His youth, though, is one of the characteristics that make Kiernan’s perspective so valuable to the City Council. A quintessential up-and-comer and an entrepreneur who was actively engaged in community conversations about Des Moines’ future before he became a City Council candidate, he’s the type of professional state and local development leaders are spending hundreds of millions of dollars to attract. As a peer of those who will benefit most from the ideas being discussed to make Greater Des Moines a 21st-century city, he’s in a position to offer an educated opinion on what it really takes to engage young people.
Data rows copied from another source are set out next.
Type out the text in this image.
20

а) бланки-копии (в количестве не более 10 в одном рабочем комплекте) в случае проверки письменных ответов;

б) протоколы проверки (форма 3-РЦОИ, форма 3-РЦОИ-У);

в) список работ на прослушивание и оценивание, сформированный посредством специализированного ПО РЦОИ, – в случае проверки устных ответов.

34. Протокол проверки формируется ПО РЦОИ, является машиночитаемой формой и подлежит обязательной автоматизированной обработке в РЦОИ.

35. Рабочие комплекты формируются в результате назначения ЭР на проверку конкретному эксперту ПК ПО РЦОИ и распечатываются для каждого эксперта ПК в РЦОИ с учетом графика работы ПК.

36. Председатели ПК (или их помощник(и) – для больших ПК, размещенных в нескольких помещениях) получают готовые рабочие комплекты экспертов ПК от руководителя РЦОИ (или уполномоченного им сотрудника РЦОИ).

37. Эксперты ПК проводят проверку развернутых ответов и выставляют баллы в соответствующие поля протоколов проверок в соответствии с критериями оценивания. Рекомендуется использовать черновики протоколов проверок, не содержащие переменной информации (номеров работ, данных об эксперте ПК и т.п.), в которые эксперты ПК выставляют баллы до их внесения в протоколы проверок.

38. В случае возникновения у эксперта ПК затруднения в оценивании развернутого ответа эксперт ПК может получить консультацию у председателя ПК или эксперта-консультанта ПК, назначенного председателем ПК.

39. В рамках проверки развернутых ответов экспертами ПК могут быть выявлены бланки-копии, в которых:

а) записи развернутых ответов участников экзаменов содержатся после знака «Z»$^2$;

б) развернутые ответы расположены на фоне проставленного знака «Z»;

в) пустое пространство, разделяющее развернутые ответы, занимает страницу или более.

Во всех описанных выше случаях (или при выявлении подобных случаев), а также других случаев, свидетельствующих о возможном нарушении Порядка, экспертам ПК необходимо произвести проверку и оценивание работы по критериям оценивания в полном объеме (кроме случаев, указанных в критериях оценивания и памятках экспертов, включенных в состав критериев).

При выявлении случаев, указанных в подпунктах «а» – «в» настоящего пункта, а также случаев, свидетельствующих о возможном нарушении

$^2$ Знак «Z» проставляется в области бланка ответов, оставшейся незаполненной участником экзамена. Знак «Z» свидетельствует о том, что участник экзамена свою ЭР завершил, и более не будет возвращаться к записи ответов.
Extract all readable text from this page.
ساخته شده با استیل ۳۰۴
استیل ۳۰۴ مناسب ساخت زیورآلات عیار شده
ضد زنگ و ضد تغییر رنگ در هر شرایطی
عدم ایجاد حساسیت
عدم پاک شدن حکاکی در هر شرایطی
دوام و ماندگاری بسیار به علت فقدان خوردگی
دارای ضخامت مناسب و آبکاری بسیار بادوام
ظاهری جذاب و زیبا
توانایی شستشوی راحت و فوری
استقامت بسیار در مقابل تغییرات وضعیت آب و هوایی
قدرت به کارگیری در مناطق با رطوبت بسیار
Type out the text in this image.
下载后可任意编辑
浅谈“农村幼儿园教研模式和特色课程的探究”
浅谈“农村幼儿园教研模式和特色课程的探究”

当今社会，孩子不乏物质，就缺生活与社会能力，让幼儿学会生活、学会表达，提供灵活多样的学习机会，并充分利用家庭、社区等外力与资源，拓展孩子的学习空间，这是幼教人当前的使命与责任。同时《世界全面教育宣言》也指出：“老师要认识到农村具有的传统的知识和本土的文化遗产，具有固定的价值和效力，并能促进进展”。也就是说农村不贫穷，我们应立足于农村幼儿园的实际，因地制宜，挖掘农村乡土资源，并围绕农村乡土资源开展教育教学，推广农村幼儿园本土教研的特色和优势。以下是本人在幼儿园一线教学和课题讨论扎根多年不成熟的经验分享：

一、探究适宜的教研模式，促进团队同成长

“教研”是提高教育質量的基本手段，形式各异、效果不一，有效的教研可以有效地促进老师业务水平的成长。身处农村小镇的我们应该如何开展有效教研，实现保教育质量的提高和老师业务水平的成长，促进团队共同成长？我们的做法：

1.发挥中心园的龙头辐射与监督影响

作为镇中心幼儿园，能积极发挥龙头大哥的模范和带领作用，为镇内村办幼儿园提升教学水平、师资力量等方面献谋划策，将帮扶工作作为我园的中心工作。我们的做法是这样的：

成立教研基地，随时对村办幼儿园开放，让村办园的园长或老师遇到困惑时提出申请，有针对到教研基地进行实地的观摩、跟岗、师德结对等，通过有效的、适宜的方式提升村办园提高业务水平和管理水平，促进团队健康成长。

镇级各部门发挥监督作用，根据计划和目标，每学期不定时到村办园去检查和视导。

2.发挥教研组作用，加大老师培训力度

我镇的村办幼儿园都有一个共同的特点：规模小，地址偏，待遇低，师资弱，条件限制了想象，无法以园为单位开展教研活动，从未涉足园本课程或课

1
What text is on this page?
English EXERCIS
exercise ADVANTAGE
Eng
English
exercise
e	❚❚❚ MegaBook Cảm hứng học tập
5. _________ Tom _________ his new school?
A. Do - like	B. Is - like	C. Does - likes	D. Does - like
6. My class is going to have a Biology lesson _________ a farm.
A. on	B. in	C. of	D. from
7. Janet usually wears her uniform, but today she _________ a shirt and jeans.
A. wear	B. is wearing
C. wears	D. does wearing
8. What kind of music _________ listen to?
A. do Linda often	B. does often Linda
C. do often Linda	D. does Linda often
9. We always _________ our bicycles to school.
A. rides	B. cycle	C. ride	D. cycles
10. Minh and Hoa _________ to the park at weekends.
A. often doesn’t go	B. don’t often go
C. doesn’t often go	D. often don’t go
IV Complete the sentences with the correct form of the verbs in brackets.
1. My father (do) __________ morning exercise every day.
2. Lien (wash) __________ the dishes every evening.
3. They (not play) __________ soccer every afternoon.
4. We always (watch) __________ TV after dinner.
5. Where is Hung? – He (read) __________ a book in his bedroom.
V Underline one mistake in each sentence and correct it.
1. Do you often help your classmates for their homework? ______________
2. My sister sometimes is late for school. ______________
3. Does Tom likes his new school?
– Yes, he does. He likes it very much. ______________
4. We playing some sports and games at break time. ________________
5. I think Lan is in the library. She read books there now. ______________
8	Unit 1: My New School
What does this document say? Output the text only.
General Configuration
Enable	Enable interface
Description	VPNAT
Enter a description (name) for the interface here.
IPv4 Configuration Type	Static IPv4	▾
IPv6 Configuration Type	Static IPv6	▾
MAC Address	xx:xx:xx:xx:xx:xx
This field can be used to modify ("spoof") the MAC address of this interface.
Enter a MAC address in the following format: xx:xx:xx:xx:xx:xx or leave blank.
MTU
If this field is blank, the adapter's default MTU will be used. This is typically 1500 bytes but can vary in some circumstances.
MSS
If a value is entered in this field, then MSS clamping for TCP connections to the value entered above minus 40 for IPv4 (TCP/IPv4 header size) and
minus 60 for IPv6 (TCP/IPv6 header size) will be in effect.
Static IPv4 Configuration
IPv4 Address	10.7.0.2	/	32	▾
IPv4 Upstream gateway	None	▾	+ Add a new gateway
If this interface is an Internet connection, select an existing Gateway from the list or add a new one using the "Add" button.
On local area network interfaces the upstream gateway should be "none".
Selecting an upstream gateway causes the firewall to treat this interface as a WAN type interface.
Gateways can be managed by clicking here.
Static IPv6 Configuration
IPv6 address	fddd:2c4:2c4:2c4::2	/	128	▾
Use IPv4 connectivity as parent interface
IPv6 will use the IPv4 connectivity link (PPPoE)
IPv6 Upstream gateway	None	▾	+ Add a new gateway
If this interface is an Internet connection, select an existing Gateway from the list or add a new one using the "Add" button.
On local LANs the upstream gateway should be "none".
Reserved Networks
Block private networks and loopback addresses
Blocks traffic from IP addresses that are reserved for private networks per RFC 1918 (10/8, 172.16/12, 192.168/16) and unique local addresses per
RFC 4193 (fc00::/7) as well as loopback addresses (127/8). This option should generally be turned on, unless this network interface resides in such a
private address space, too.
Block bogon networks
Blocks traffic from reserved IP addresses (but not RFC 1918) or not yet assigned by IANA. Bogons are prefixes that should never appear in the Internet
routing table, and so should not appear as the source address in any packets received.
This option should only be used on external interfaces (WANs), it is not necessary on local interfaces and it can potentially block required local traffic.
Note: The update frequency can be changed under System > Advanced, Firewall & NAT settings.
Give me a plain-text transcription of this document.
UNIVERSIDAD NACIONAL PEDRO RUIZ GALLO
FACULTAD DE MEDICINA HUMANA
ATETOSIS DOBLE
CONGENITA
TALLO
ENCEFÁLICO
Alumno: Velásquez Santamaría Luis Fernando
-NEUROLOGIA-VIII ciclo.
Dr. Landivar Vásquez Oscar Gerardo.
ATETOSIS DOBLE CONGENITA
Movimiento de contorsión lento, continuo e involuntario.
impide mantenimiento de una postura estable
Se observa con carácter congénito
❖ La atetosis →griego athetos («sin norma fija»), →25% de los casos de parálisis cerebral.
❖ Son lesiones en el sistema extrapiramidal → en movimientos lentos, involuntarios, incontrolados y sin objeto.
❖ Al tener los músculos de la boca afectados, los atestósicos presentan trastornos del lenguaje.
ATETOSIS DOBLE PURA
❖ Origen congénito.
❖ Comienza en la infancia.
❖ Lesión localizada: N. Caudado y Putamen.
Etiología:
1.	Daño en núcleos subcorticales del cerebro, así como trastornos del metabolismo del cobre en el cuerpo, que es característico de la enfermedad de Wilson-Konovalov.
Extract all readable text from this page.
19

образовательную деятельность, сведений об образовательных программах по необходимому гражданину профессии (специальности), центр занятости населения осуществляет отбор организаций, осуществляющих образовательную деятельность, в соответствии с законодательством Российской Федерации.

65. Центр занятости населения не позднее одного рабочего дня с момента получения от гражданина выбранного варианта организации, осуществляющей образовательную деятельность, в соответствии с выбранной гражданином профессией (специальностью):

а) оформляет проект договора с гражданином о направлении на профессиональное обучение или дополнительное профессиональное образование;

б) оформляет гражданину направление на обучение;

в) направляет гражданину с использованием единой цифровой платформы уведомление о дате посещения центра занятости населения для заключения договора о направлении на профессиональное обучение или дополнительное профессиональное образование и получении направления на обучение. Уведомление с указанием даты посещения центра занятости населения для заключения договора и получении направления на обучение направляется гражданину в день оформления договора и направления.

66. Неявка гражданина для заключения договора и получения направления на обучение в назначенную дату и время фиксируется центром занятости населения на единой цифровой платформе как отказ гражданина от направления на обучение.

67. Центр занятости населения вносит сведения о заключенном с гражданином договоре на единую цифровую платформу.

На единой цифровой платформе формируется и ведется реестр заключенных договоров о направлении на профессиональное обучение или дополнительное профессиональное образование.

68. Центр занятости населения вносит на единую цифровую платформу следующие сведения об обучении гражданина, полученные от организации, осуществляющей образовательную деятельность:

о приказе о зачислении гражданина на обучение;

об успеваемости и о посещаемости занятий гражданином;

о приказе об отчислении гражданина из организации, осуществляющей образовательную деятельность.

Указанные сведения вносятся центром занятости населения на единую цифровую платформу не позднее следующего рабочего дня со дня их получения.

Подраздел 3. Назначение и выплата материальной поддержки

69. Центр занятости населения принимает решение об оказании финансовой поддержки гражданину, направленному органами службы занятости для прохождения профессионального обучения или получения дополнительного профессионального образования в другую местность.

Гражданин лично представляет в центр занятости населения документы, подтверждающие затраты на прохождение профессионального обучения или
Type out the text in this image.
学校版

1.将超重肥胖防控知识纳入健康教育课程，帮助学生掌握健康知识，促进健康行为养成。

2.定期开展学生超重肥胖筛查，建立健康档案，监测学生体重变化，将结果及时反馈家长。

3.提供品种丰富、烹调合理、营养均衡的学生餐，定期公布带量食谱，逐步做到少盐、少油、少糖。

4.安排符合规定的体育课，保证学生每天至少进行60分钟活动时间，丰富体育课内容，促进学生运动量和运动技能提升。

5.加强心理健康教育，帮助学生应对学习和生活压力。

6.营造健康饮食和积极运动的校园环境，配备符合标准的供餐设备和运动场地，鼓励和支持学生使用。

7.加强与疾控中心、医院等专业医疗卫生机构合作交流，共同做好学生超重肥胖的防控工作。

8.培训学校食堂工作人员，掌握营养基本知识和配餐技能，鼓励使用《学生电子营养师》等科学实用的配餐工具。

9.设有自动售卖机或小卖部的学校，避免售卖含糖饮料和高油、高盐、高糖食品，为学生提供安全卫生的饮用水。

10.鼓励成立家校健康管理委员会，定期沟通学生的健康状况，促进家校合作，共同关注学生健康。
The problem in Iowa and elsewhere in the United States is there aren’t nearly enough Michael Kiernans. A 2002 study by the Young Elected Leaders Project identified 814 men and women – 10 in Iowa – age 35 and younger serving in elected positions in Congress, state legislative and executive branches, and in municipalities with populations of 30,000 or more.
In most ways, Kiernan epitomizes the up-and-coming politicians identified in that study, which was conducted by Rutgers University’s Eagleton Institute of Politics and sponsored by The Pew Charitable Trusts. He’s well-educated, ambitious and, like 38 percent of the YEL survey respondents, he grew up in a family in which politics was discussed “very often.” He’s also representative of the 29 percent of respondents whose relatives had served in elected or appointed office. Young leaders identified in the study were overwhelmingly — 86 percent — men.
A young person’s rise to leadership doesn’t just happen. Iowans truly interested in improving the quality of life of their state and cities need to seek out young men and women with leadership skills and nurture their political aspirations. The contentious political climate of the Legislature, made more so by a backward social agenda, casts little doubt on the need for a more progressive voice, and that often means a younger voice. Local government is a good place for budding politicians to start, as Michael Kiernan has demonstrated with his successful campaign.
We congratulate Councilman-elect Kiernan and wish him well. We hope, too, that he’s started a movement.